‘Academic audit to usher in quality in social welfare schools

IT will assess performance by identifying the gaps and take steps to rectify them

January 17, 2022 11:25 pm | Updated 11:25 pm IST - VIJAYAWADA

To usher in quality, the State government has introduced the concept of ‘academic audit’ in the 192 institutes run by the Andhra Pradesh Social Welfare Residential Educational Society, that works under the Department of Social Welfare.

The objective is to assess the performance of the schools by identifying the gaps and initiate effective measures to rectify them. Academic Audit Teams (AAT) nominated by the Secretary, Social Welfare Department, visit schools and assess their performance for 200 marks by focussing on key aspects such as administrative capabilities, teacher assessment, student learning assessment and sports and co-curricular activities in the institutes.

Proformas with benchmarks and key performance indicators have been designed under the guidance of experts from the Collegiate Education.

In phase-I, 31 of the 192 institutes have been audited in the last three days and the remaining ones will be audited after Sankranthi holidays. The schools will be graded and ranked based on the marks obtained and the low-performing ones would be constantly monitored and will be given a ‘hand-holding’ by the State academic monitoring unit.
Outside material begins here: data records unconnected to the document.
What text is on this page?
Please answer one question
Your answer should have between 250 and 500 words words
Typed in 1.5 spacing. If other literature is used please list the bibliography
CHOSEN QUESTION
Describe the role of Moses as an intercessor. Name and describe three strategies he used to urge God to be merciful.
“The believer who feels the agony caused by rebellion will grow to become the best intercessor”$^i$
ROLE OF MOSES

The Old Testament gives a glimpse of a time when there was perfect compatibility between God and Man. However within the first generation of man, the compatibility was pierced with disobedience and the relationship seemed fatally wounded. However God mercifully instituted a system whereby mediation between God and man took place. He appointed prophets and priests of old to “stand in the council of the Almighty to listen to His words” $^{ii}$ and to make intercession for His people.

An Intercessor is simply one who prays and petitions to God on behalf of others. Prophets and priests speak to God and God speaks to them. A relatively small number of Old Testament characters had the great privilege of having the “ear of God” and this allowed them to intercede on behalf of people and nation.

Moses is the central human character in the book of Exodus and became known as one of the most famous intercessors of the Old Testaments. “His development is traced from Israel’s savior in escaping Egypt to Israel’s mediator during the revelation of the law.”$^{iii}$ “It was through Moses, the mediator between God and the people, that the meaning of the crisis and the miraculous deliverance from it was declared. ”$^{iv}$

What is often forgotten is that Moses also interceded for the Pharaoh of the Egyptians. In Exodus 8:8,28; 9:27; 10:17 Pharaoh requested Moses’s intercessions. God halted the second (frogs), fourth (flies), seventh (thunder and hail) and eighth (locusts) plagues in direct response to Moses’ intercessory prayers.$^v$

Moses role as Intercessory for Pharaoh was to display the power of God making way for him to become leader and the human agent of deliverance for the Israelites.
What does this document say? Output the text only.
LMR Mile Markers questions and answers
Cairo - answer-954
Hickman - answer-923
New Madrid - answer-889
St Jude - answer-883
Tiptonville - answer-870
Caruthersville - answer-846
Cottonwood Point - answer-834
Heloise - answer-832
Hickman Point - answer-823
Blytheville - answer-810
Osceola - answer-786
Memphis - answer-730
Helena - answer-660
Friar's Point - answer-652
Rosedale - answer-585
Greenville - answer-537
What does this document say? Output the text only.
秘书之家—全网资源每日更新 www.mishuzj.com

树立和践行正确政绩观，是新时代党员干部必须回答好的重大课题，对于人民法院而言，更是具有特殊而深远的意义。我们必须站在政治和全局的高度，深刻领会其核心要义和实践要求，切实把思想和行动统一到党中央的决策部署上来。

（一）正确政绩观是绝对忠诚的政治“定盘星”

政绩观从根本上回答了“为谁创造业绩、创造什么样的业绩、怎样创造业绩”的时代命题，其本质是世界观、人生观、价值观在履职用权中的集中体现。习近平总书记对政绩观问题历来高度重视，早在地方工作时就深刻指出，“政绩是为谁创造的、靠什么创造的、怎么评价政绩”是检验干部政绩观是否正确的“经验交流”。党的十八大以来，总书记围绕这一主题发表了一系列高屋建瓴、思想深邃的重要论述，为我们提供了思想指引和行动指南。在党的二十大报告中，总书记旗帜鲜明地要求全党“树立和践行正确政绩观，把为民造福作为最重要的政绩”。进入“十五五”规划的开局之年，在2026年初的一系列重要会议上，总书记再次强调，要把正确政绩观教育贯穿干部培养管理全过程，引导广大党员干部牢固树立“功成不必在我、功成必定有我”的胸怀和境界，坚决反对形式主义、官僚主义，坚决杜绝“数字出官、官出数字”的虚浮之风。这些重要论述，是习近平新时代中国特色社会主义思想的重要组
The concept of Academic and Administrative Audits (AAA) for Degree colleges was formulated by the Principal Secretary, Social Welfare Department K. Suneetha when she was Commissioner of the College Education. She felt the need to extend it to the social welfare schools to fill the gaps and thus the first ever school-level comprehensive academic audit in the country was initiated in the State.

Besides a State-level Academic Audit (AA) committee comprising an Academic Monitoring Officer/ Joint Secretary (Academics)-Academic Audit Officer, District Coordinating Officer-Deputy Academic Audit Officer, a Junior Lecturer/ Post-Graduate teacher- Subject Matter Experts (one for languages, one for Science, one for Humanities and one for Mathematics), the district-level committee includes a District Coordinating Officer-Academic Audit Officer, Principal- Deputy Academic Audit Officer,one Junior Lecturer and one Post Graduate teacher.

The State panel not only nominates the Deputy Academic Audit Officer and subject matter experts for district committees, but also randomly allocates the schools to the district academic audit teams, following the policy of “no academic committee will audit its own district.”

It collects the audit reports from the districts panels and verifies them and if there is a lapse, it asks for a fresh report from the district AA team within 10 days with an explanation. It then consolidates all the audit reports and gives the schools rankings based on the marks given to them and the list should be posted on the department website.

“The AA reports will help the schools introspect and strive to better their performance in future,” said Minister for Social Welfare P. Viswaroop, at a Board meeting recently.

Secretary K. Harshavardhan said the initiative would help the schools identify their weak points and help them improve their performance in those particular areas.